Re: proc_flush_task oops

From: Eric W. Biederman
Date: Thu Dec 21 2017 - 11:41:58 EST


Dave Jones <davej@xxxxxxxxxxxxxxxxx> writes:

> On Thu, Dec 21, 2017 at 12:38:12PM +0200, Alexey Dobriyan wrote:
> > On 12/21/17, Eric W. Biederman <ebiederm@xxxxxxxxxxxx> wrote:
> > > I have stared at this code, and written some test programs and I can't
> > > see what is going on. alloc_pid by design and in implementation (as far
> > > as I can see) is always single threaded when allocating the first pid
> > > in a pid namespace. idr_init always initialized idr_next to 0.
> > >
> > > So how we can get past:
> > >
> > > if (unlikely(is_child_reaper(pid))) {
> > > if (pid_ns_prepare_proc(ns)) {
> > > disable_pid_allocation(ns);
> > > goto out_free;
> > > }
> > > }
> > >
> > > with proc_mnt still set to NULL is a mystery to me.
> > >
> > > Is there any chance the idr code doesn't always return the lowest valid
> > > free number? So init gets assigned something other than 1?
> >
> > Well, this theory is easy to test (attached).
>
> I'll give this a shot and report back when I get to the office.
>
> > There is a "valid" way to break the code via kernel.ns_last_pid:
> > unshare+write+fork but the reproducer doesn't seem to use it (or it does?)
>
> that sysctl is root only, so that isn't at play here.
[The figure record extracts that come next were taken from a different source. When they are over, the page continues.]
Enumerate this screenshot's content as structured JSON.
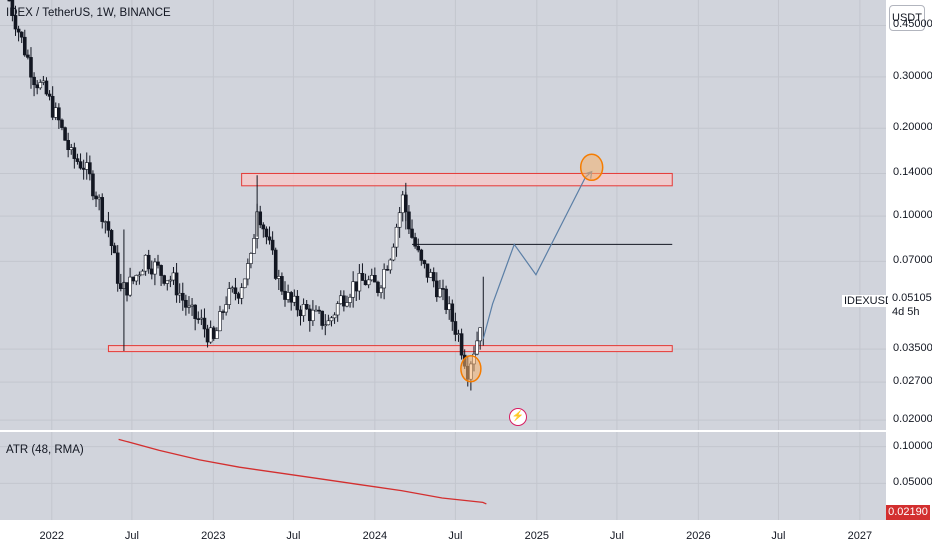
{
  "header": {
    "title": "IDEX / TetherUS, 1W, BINANCE"
  },
  "indicator": {
    "title": "ATR (48, RMA)"
  },
  "price_axis": {
    "unit": "USDT",
    "ticks": [
      "0.45000",
      "0.30000",
      "0.20000",
      "0.14000",
      "0.10000",
      "0.07000",
      "0.03500",
      "0.02700",
      "0.02000"
    ]
  },
  "atr_axis": {
    "ticks": [
      "0.10000",
      "0.05000"
    ]
  },
  "time_axis": {
    "ticks": [
      "2022",
      "Jul",
      "2023",
      "Jul",
      "2024",
      "Jul",
      "2025",
      "Jul",
      "2026",
      "Jul",
      "2027"
    ]
  },
  "last_price": {
    "symbol": "IDEXUSDT",
    "value": "0.05105",
    "countdown": "4d 5h"
  },
  "atr_last": {
    "value": "0.02190"
  },
  "colors": {
    "up": "#26a69a",
    "down": "#ef5350",
    "candle": "#131722",
    "zone_fill": "#f8c8c8",
    "zone_stroke": "#e53935",
    "projection": "#5b7fa6",
    "atr_line": "#d32f2f",
    "circle": "#f57c00"
  },
  "chart_data": {
    "type": "line",
    "title": "IDEX / TetherUS, 1W, BINANCE",
    "yscale": "log",
    "ylim": [
      0.0185,
      0.55
    ],
    "x_range": [
      "2021-09-06",
      "2027-03-01"
    ],
    "price_series": {
      "name": "IDEXUSDT",
      "points": [
        [
          "2021-09-27",
          0.55
        ],
        [
          "2021-10-25",
          0.4
        ],
        [
          "2021-11-22",
          0.3
        ],
        [
          "2021-12-20",
          0.26
        ],
        [
          "2022-01-17",
          0.21
        ],
        [
          "2022-02-14",
          0.16
        ],
        [
          "2022-03-14",
          0.15
        ],
        [
          "2022-04-11",
          0.12
        ],
        [
          "2022-05-09",
          0.09
        ],
        [
          "2022-06-06",
          0.055
        ],
        [
          "2022-07-04",
          0.06
        ],
        [
          "2022-08-01",
          0.072
        ],
        [
          "2022-09-05",
          0.064
        ],
        [
          "2022-10-03",
          0.06
        ],
        [
          "2022-11-07",
          0.047
        ],
        [
          "2022-12-05",
          0.043
        ],
        [
          "2023-01-02",
          0.037
        ],
        [
          "2023-01-30",
          0.052
        ],
        [
          "2023-02-27",
          0.056
        ],
        [
          "2023-03-27",
          0.07
        ],
        [
          "2023-04-10",
          0.11
        ],
        [
          "2023-05-01",
          0.085
        ],
        [
          "2023-05-29",
          0.06
        ],
        [
          "2023-06-26",
          0.05
        ],
        [
          "2023-07-24",
          0.048
        ],
        [
          "2023-08-21",
          0.045
        ],
        [
          "2023-09-18",
          0.043
        ],
        [
          "2023-10-16",
          0.052
        ],
        [
          "2023-11-13",
          0.058
        ],
        [
          "2023-12-11",
          0.06
        ],
        [
          "2024-01-08",
          0.057
        ],
        [
          "2024-02-05",
          0.075
        ],
        [
          "2024-03-04",
          0.115
        ],
        [
          "2024-03-25",
          0.085
        ],
        [
          "2024-04-15",
          0.068
        ],
        [
          "2024-05-13",
          0.06
        ],
        [
          "2024-06-10",
          0.05
        ],
        [
          "2024-07-08",
          0.039
        ],
        [
          "2024-07-29",
          0.03
        ],
        [
          "2024-08-19",
          0.038
        ],
        [
          "2024-09-02",
          0.05105
        ]
      ]
    },
    "atr_series": {
      "name": "ATR (48, RMA)",
      "ylim": [
        0.0,
        0.12
      ],
      "points": [
        [
          "2022-06-01",
          0.11
        ],
        [
          "2022-09-01",
          0.095
        ],
        [
          "2022-12-01",
          0.082
        ],
        [
          "2023-03-01",
          0.072
        ],
        [
          "2023-06-01",
          0.064
        ],
        [
          "2023-09-01",
          0.056
        ],
        [
          "2023-12-01",
          0.048
        ],
        [
          "2024-03-01",
          0.04
        ],
        [
          "2024-06-01",
          0.03
        ],
        [
          "2024-09-01",
          0.024
        ],
        [
          "2024-09-09",
          0.0219
        ]
      ]
    },
    "drawings": {
      "support_zone": {
        "x": [
          "2022-05-09",
          "2025-11-03"
        ],
        "y": [
          0.0345,
          0.036
        ]
      },
      "resistance_zone": {
        "x": [
          "2023-03-06",
          "2025-11-03"
        ],
        "y": [
          0.127,
          0.14
        ]
      },
      "target_line": {
        "x": [
          "2024-03-25",
          "2025-11-03"
        ],
        "y": 0.08
      },
      "projection": {
        "points": [
          [
            "2024-09-02",
            0.038
          ],
          [
            "2024-09-23",
            0.05
          ],
          [
            "2024-11-11",
            0.08
          ],
          [
            "2024-12-30",
            0.063
          ],
          [
            "2025-04-21",
            0.136
          ],
          [
            "2025-05-05",
            0.142
          ]
        ]
      },
      "low_marker": {
        "x": "2024-08-05",
        "y": 0.03
      },
      "target_marker": {
        "x": "2025-05-05",
        "y": 0.147
      }
    }
  }
}
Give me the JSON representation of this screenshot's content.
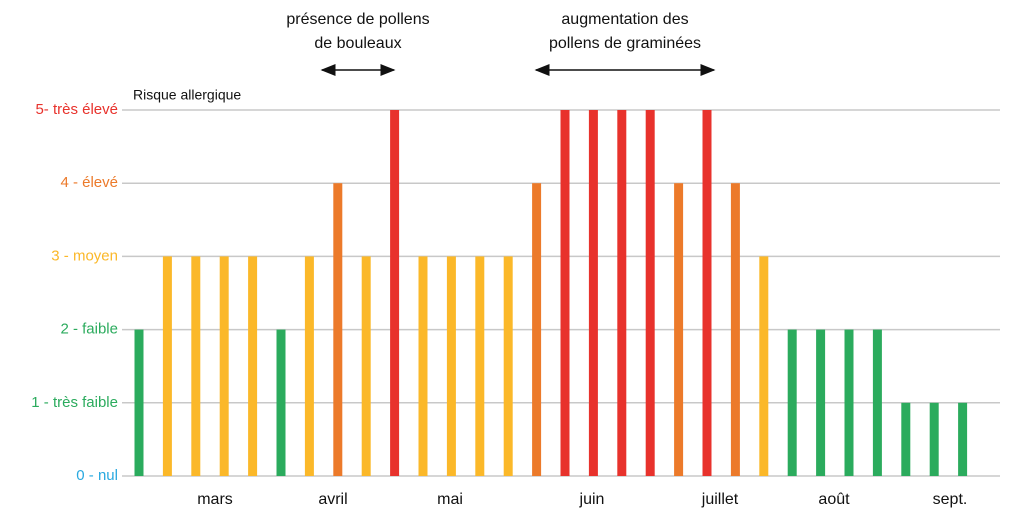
{
  "chart_data": {
    "type": "bar",
    "y_label": "Risque allergique",
    "categories": [
      null,
      null,
      null,
      null,
      null,
      null,
      null,
      null,
      null,
      null,
      null,
      null,
      null,
      null,
      null,
      null,
      null,
      null,
      null,
      null,
      null,
      null,
      null,
      null,
      null,
      null,
      null,
      null,
      null,
      null
    ],
    "values": [
      2,
      3,
      3,
      3,
      3,
      2,
      3,
      4,
      3,
      5,
      3,
      3,
      3,
      3,
      4,
      5,
      5,
      5,
      5,
      4,
      5,
      4,
      3,
      2,
      2,
      2,
      2,
      1,
      1,
      1
    ],
    "months": [
      "mars",
      "avril",
      "mai",
      "juin",
      "juillet",
      "août",
      "sept."
    ],
    "ylim": [
      0,
      5
    ],
    "yticks": [
      {
        "value": 0,
        "label": "0 - nul",
        "color": "#29a9e0"
      },
      {
        "value": 1,
        "label": "1 - très faible",
        "color": "#2bab5d"
      },
      {
        "value": 2,
        "label": "2 - faible",
        "color": "#2bab5d"
      },
      {
        "value": 3,
        "label": "3 - moyen",
        "color": "#fbb829"
      },
      {
        "value": 4,
        "label": "4 - élevé",
        "color": "#ec7a2a"
      },
      {
        "value": 5,
        "label": "5- très élevé",
        "color": "#e8322c"
      }
    ],
    "grid": true,
    "annotations": [
      {
        "lines": [
          "présence de pollens",
          "de bouleaux"
        ]
      },
      {
        "lines": [
          "augmentation des",
          "pollens de graminées"
        ]
      }
    ]
  }
}
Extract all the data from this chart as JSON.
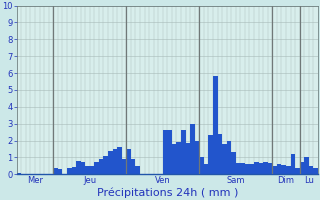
{
  "title": "Précipitations 24h ( mm )",
  "fig_bg": "#cce8e8",
  "plot_bg": "#d8eeec",
  "bar_color": "#2255cc",
  "ylim": [
    0,
    10
  ],
  "yticks": [
    0,
    1,
    2,
    3,
    4,
    5,
    6,
    7,
    8,
    9,
    10
  ],
  "day_labels": [
    "Mer",
    "Jeu",
    "Ven",
    "Sam",
    "Dim",
    "Lu"
  ],
  "day_starts": [
    0,
    8,
    24,
    40,
    56,
    62
  ],
  "n_bars": 66,
  "values": [
    0.1,
    0.0,
    0.0,
    0.0,
    0.0,
    0.0,
    0.0,
    0.0,
    0.35,
    0.3,
    0.0,
    0.4,
    0.45,
    0.8,
    0.7,
    0.5,
    0.5,
    0.7,
    0.9,
    1.1,
    1.4,
    1.5,
    1.6,
    0.9,
    1.5,
    0.9,
    0.5,
    0.0,
    0.0,
    0.0,
    0.0,
    0.0,
    2.6,
    2.6,
    1.8,
    1.9,
    2.6,
    1.85,
    3.0,
    2.0,
    1.0,
    0.6,
    2.3,
    5.8,
    2.4,
    1.8,
    2.0,
    1.3,
    0.65,
    0.65,
    0.6,
    0.6,
    0.7,
    0.65,
    0.7,
    0.65,
    0.5,
    0.6,
    0.55,
    0.5,
    1.2,
    0.4,
    0.7,
    1.0,
    0.5,
    0.4
  ],
  "h_grid_color": "#a8bab8",
  "v_grid_color": "#a8bab8",
  "sep_color": "#707878",
  "tick_fontsize": 6,
  "xlabel_fontsize": 8,
  "tick_color": "#2233bb",
  "xlabel_color": "#2233bb"
}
ns_capable(CAP_SYS_ADMIN) will allow root in a user namespace. So the
sysctl should be fuzzable.

The ns_last_pid sysctl is still not in play because it changes
task_active_pid_ns (aka the pid namespace of the callers pid) not
pid_ns_for_children. So it still is not in play.

Every time I think of a "valid" way to break the code, I double check
myself and find there are already checks in place to prevent that.

Eric